Pour ne pas ranimer un vieux débat houleux (houlala !) entre la mulier sapiens et le vir sapiens, nous dirons dans un souci d'apaisement que tout homo sapiens en général rêve d'avoir le dernier mot. Mais le premier mot ne fut certes pas prononcé dans le but d'en avoir le dernier, nul besoin de clouer le bec au ptérodactyle, il n'existait plus depuis très très longtemps. C'est plutôt l'homme qui fut un drôle d'oiseau s'essayant à des vocalises parmi les herbes folles de la savane, énervé à l'idée de ne pousser encore une fois qu'un grognement simiesque tout juste bon à le faire regrimper au cocotier. Enfin, par un beau matin à l'aube de l'humanité moderne avec cuisine intégrée, le miracle s'accomplit dans la caverne tapissée de ganglions où nichait le larynx, animal possédant plus d'une corde à son arc.
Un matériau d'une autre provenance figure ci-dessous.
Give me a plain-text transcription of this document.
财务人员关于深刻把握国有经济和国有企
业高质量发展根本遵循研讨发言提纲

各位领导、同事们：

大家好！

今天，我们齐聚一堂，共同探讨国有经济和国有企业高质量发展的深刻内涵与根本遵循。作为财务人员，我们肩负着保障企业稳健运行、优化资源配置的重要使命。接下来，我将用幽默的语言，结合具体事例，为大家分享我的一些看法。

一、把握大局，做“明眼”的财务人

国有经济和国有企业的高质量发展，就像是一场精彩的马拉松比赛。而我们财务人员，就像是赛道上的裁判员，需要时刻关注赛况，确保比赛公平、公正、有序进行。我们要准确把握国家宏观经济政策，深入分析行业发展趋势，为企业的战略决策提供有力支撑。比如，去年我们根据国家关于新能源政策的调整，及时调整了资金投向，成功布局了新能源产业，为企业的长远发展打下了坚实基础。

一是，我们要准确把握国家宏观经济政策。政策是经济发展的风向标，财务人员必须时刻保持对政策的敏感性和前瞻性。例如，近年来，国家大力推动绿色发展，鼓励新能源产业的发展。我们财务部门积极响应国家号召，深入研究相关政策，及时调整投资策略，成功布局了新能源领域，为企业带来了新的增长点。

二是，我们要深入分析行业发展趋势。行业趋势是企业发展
Maillon primordial d'un gigantesque enchaînement qui aboutira des dizaines de milliers d'années plus tard au dépassement de forfait, le premier mot fut, mais quel fut-il ? Grave ou futile ?Émettons quelques hypothèses :
- Maman ! : Bien qu'il soit de circonstance d'évoquer la génitrice quand il y a naissance, est-ce qu'un pionnier découvrant de nouvelles terres appelle sa mère au secours ? Lui qui a su si bien s'éloigner du berceau, poussé par un souffle de chacal, traversant un océan de silence à peine ponctué de quelques îles aux rots peu accueillants. C'est improbable.
- Merde ! : Au même instant où le mot lui venait à la bouche, à l'autre bout du système digestif débarquait sans prévenir la chose signifiée qui recevait du coup son nom de baptême, résultat d'un copieux repas de viande avariée, la copie signifiante créant un effet de symétrie comme les affecte tant la nature. Voilà que sans voyager l'homme se découvrait incontinent.
- Aïe ! : Effectivement, cela fit très mal d'expulser un concept tout neuf et bien anguleux (notez la pointe acérée du A majuscule) au sortir d'une longue nuit de constipation vocale. Compte tenu que ça représentait un travail important de nommer tous les déchets qui trainaient à proximité du campement, on organisa un tri sélectif dans le champ lexical de l'ordure ménagère.
- Bordel ! : Y avait-il des cavernes closes en ce temps-là ? De l'amour tarifé sans monnaie, un truc qu'on troquait quand venait la trique tout à trac au retour du trek ? Des Vénus à la fourrure abondante, des Manon Lascaux offrant un cul contre une cuisse, une gâterie contre des restes ? Mystère ?
- Sérendipité ! : Bien que ce concept soit très sollicité en ce moment, nous pensons que l'homme préhistorique en a fait l’expérience beaucoup plus souvent que nous aujourd'hui. En cherchant ses pantoufles, il a découvert le feu, pour ne citer qu'un exemple parmi d'autres. De là à échafauder toute une théorie et lui donner un nom, le premier d'une longue liste surtout, il n'y a qu'un pas...infranchissable.
Arrêtons d'accélérer quelques aiguilles dans une centrifugeuse de foin, nous ne disposons pas des informations nécessaires à la résolution de cette énigme. Nous ne saurons jamais. À moins que le dernier râle articulé du dernier spécimen de notre espèce et ce mystérieux premier vocable soient identiques, toujours par cet effet de symétrie qui fait que le poids des mots sur la balance du temps équilibre parfaitement les deux plateaux que sont le passé et le futur, l'aiguille pointant sur le présent. Sachant qu'un bon mot, ça peut toujours resservir, alors nous saurons enfin et aussitôt nous ne saurons plus rien.